Sunday, May 16, 2010

Tanıştıralım: "hayat"

Hayat işte. That's life. Olmuyorsa olmuyor, oluyorsa oluyor. O kadar beklediğin olmuyor, bir o kadar beklemediğin ise oluveriyor. Hayatın kendi zamanlaması var. Belki herkes bir şekilde hayata veya onun zamanlamasına hükmettiğine kanaat getirse de bu aslında mümkün değil. İnsan kendini rahatlıkla kandırabiliyor. Onunla yaşadığına, yaşadıklarının gerçek olduğuna, geleceğe baktığında gördüklerine, vs. Oysa bunlar sadece sanrı olarak kalıveriyor hayatın kendisi ön plana geçmeye karar verince.

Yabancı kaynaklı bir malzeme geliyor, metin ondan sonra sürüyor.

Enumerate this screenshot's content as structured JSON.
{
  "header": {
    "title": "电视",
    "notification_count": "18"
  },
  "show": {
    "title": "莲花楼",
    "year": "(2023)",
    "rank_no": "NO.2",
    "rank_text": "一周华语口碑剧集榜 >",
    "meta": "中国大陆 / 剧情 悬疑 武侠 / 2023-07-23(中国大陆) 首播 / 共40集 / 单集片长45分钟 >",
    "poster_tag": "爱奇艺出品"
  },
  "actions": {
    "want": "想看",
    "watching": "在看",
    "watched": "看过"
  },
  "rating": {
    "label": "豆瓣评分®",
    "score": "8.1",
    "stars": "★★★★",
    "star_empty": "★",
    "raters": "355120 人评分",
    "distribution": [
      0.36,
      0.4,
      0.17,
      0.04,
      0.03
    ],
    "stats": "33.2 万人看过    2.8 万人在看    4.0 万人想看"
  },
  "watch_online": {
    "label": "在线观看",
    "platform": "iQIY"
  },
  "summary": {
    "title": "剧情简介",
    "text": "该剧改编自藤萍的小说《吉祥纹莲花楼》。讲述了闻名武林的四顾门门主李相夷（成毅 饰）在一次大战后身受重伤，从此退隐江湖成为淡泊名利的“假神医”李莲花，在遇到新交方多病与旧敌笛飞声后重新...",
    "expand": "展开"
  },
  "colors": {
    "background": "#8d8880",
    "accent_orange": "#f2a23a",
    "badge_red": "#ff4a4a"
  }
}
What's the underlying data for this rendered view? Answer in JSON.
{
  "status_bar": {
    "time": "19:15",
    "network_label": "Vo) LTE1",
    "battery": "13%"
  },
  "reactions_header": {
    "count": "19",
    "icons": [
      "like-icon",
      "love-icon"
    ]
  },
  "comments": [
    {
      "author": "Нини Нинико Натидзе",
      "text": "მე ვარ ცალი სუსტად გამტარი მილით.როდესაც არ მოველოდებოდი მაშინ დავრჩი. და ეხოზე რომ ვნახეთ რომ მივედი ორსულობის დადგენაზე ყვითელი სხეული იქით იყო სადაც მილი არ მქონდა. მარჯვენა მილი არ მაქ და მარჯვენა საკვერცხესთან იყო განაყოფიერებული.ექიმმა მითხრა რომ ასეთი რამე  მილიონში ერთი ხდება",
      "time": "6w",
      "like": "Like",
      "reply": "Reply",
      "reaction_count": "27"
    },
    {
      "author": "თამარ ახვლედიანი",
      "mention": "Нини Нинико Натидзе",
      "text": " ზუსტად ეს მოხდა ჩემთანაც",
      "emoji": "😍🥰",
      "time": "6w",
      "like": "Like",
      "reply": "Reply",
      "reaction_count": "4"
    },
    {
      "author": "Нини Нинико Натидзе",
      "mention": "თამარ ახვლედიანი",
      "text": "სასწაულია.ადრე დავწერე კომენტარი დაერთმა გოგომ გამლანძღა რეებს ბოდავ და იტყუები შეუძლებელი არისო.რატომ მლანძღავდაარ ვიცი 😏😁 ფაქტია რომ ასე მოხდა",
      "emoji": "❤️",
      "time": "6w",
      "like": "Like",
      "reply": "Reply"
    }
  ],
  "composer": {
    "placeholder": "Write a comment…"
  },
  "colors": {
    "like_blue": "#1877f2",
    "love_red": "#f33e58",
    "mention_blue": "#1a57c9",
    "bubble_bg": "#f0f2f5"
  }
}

Bugün de aynen öyle oldu. Sandık ki her yer o iki renkte olacak, yer gök inleyecek, zaten o kadar da emindik ama olmadı işte. Her şey yapılsa da, herkes üzerine düşeni yapsa da olmadı. Olabilirdi, oluyordu, kaç kere direkten döndü ve olmadı. Oysa her şey uygun ve hazırdı. Ama olmadı. Aynen hayat gibi. Olmuyorsa oluyor. Çok da zorlamamak, olmuş gibi yaşamamak lazım çünkü belli olmamış ve olmamaya da devam ediyor. Üzgün müyüm? Elbette ama yarın olmasa da öbür gün geçer. Artık kabullenmeye başladım hayatı, pek üzerinde durmuyorum "zaten olmayanların" ve "olmamışların" ve de olmayacakların". Ama Bursaspor'dan da, taraftarın da, teknik adamından da hiç mi hiç hoşlanmıyorum, hoşlanmadım, hoşlanmayacağım da.